Le Panama opposé à une route migratoire aménagée depuis la Colombie

Le Panama a rejeté hier l’idée d’aménager une route migratoire pour traverser la dangereuse jungle du Darien, entre Colombie et Panama, où un record de migrants désireux de se rendre aux Etats-Unis a été enregistré en 2022.
« La route par la jungle du Darien ne va pas être normalisée », a déclaré la ministre panaméenne des Affaires étrangères Janaina Tewaney lors d’un point de presse.
Mme Tewaney a rencontré cette semaine à Washington le secrétaire d’Etat américain Antony Blinken pour examiner quelles mesures peuvent être prises pour freiner l’afflux de migrants illégaux passant par la jungle du Darien.
La traversée de cette jungle montagneuse et marécageuse de 575.000 hectares -sans réseau routier, infestée de moustiques et de serpents, parsemée de ravins et où sévissent des gangs criminels- est l’un des itinéraires principaux pour les migrants d’Amérique du sud en route pour les Etats-Unis.
« Nous n’allons pas organiser une route (migratoire) par le Darien. Bien au contraire, nous allons mettre en place des mesures pour protéger la jungle du Darien (…) Cet itinéraire ne doit pas être normalisé », a insisté la ministre panaméenne.
Le Panama, la Colombie et le Costa Rica, en accord avec les Etats-Unis, veulent mettre en place des itinéraires migratoires sûrs et normalisés.

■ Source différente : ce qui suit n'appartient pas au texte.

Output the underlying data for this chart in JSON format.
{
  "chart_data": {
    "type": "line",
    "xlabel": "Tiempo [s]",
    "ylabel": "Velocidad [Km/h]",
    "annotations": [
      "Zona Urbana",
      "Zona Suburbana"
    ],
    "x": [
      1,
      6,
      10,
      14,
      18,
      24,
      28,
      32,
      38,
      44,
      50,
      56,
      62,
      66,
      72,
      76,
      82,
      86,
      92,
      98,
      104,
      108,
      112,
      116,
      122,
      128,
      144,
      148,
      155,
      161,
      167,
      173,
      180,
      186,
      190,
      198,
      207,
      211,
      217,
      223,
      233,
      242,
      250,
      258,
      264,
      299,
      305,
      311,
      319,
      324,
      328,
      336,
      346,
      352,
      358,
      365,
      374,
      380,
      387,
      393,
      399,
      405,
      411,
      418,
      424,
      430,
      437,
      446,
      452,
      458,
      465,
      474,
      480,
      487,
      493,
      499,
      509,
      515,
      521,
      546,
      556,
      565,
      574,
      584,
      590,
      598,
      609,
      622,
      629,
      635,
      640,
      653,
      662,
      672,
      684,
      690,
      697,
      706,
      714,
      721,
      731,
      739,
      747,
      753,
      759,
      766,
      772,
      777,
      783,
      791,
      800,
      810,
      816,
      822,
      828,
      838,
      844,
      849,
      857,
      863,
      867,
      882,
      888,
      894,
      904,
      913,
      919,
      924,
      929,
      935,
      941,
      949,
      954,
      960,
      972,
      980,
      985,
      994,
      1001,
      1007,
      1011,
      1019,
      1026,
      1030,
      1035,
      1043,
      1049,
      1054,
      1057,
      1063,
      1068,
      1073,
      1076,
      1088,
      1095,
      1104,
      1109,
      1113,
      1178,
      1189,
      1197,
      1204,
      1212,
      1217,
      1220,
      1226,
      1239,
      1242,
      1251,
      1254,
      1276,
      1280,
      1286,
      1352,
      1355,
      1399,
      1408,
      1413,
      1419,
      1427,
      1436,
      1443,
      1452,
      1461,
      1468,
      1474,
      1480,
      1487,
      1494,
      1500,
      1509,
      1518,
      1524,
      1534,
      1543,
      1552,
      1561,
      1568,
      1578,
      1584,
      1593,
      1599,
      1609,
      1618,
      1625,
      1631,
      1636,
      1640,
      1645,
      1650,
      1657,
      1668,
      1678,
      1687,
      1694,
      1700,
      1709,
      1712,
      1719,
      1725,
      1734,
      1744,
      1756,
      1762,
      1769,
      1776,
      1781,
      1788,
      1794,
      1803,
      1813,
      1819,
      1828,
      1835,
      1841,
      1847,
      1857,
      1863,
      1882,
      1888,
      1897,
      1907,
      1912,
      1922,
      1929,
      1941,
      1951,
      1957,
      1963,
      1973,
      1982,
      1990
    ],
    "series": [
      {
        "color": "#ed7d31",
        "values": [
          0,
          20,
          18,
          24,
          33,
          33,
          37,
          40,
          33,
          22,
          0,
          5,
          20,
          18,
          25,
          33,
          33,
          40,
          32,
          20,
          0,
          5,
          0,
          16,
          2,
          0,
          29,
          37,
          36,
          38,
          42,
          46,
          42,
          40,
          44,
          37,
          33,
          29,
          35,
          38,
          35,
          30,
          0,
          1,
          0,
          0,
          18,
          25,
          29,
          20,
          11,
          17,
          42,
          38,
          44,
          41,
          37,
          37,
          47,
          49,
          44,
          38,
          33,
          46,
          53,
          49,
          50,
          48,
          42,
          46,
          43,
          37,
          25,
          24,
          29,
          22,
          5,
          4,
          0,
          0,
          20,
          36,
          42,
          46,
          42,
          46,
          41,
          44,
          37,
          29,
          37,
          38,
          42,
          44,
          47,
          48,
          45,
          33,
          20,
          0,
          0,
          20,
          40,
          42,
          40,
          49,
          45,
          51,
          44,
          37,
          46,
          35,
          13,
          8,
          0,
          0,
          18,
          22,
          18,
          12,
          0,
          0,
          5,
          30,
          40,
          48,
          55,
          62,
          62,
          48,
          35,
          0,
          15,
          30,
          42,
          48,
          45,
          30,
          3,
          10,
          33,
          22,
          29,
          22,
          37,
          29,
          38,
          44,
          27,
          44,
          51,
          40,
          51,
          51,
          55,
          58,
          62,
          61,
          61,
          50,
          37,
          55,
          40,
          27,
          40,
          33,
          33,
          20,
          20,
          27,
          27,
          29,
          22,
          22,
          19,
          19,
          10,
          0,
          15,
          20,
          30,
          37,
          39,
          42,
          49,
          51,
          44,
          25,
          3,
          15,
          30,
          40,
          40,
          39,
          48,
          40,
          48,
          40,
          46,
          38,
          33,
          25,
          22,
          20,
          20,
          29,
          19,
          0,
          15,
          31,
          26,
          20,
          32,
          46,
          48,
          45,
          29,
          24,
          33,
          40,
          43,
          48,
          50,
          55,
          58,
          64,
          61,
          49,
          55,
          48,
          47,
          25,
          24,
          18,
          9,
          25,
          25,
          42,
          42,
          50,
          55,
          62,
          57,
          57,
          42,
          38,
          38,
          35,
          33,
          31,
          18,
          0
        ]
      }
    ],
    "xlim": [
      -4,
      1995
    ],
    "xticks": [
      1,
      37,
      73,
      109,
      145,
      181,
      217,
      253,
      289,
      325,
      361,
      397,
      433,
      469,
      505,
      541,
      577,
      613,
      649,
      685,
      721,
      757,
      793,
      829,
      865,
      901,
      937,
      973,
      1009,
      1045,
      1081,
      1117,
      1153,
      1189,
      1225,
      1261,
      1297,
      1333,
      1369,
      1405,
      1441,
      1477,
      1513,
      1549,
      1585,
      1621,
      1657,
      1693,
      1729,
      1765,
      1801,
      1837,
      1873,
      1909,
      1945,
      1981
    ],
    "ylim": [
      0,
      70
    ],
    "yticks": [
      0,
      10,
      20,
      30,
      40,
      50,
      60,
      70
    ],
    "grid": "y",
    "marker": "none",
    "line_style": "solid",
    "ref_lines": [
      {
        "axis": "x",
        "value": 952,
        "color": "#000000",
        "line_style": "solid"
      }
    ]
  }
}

A quelques jours de la fin de l’année, les services migratoires panaméens ont dénombré un total de plus de 243.000 migrants passés par le Darien depuis le 1er janvier, aux deux-tiers des Vénézuéliens, pulvérisant le record de l’année dernière qui avait vu passer 133.000 personnes, en majorité des Haïtiens et des Cubains.